Paul and the Angel, how they came out of heaven without his knowledge.
The divine visitors were astonished at this, not expecting any more
Saints to join them: but the lady, overjoyed at having so great an
apostle with her, ran eagerly to the door; when the Commissary, her
brother, and the guet, rushing in, presented their musquets, and
seized her guests, whom they immediately carried to the Chatelot.

On searching the criminals, two cords, a razor, and a pistol, were found
in St. Paul's pocket; and a gag in that of the feigned angel. Three days
after, their trial came on: when, in their defence, they pleaded, that
the one was a soldier of the French foot-guards, and the other a
barber's apprentice; and that they had no other evil design, but to
procure a good supper for themselves at the expence of the widow's
folly; that, it being carnival time, they had borrowed the above
dresses; that the soldier had found the two cords, and put them into his
pocket; the razor was what he used to shave himself with; and the pistol
was to defend himself from any insults so strange a habit might expose
him to, in going home. The barber's apprentice said, his design also was
only diversion; and that, as his master was a tooth-drawer, the gag was
what they sometimes used in their business. These excuses, frivolous as
they were, were of some avail to them; and, as they had not manifested
any evil design by an overt act, they were acquitted.

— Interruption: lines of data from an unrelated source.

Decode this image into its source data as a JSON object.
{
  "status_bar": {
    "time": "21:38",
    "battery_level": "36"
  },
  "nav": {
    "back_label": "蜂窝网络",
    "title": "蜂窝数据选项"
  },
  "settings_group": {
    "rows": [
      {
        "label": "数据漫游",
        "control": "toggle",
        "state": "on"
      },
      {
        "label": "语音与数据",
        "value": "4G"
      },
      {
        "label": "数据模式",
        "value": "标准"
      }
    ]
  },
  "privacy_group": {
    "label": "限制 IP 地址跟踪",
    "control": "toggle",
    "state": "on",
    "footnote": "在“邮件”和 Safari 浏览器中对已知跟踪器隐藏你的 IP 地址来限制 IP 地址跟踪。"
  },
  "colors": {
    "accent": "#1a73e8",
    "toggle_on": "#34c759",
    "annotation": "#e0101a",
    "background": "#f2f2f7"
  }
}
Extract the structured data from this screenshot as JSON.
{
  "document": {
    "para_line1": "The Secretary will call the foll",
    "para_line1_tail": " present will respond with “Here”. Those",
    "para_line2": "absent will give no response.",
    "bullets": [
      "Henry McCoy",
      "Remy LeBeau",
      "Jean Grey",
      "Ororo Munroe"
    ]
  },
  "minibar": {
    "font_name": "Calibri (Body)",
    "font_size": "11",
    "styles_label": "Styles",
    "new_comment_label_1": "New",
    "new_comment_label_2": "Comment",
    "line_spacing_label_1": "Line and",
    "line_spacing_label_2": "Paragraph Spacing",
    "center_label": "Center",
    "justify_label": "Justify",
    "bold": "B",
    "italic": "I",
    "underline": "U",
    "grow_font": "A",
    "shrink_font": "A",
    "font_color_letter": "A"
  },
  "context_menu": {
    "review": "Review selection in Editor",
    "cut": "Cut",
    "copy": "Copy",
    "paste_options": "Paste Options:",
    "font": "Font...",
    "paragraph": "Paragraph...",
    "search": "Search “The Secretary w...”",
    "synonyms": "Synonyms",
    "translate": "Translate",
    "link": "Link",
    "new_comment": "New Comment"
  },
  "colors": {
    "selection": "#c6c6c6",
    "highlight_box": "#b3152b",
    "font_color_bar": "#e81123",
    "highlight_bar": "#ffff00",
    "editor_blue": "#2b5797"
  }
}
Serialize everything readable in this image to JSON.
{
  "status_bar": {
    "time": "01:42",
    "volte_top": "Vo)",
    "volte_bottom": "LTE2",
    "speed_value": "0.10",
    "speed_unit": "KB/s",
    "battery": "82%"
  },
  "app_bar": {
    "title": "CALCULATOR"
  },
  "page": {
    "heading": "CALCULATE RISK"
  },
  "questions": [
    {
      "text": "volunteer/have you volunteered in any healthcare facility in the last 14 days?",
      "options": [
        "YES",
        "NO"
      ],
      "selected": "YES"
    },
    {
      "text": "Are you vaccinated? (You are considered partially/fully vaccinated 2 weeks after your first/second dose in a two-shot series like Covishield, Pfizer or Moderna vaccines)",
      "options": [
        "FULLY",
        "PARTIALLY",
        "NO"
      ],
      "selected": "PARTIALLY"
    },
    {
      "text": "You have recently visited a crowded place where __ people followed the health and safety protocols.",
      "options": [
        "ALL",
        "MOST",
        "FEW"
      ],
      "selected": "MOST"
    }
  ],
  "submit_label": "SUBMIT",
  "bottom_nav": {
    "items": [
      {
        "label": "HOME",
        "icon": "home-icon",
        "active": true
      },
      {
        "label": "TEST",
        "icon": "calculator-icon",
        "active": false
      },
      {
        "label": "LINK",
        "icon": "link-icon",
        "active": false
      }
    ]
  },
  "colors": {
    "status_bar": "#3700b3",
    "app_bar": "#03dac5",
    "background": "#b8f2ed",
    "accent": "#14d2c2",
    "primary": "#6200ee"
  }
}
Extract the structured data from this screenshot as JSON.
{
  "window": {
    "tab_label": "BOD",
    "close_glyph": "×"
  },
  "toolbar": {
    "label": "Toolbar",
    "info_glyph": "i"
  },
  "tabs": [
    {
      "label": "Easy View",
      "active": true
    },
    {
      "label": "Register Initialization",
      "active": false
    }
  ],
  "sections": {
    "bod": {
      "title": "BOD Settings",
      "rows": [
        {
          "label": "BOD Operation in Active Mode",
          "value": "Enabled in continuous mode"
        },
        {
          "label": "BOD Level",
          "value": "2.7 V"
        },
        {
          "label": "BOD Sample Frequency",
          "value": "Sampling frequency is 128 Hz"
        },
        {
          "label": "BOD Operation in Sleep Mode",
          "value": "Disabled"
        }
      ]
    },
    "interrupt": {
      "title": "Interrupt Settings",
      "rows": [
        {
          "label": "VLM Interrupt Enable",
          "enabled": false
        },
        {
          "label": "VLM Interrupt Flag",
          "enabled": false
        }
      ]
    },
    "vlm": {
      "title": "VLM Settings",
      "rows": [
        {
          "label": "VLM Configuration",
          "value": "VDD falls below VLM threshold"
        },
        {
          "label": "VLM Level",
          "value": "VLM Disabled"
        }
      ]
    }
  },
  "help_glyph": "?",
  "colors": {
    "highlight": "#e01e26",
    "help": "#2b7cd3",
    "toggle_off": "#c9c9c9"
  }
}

But the Counsellor, who had foreseen what would happen, through the
insufficiency of evidence, had provided another stroke for them. No
sooner were they discharged from the civil power, but the Apparitor of
the Archbishop of Paris seized them, and conveyed them to the
Ecclesiastical Prison; and, in three days more, they were tried and
convicted of a scandalous profanation, by assuming to themselves the
names, characters, and appearances, of an holy apostle and a blessed
angel, with an intent to deceive a pious and well-meaning woman, and to
the scandal of religion. On this they were condemned to be publicly
whipped, burnt on the shoulder by a hot iron, with the letters G.A.L.
and sent to the galleys for fourteen years.

The sentence was executed on them the next day, on a scaffold in the
Place de Greve, amidst an innumerable crowd of spectators: many of
whom condemned the superstition of the lady, when perhaps they would
have shewn the same on a like occasion; since, it may be supposed, that
if many of their stories of apparitions, of saints, and angels, had
been judiciously examined, they would have been found, like the above,
to be either a gross fraud, or the dreams of an over-heated,
enthusiastic imagination.

I shall make no reflections on the above fact; but leave it to the
impartial consideration of the reader.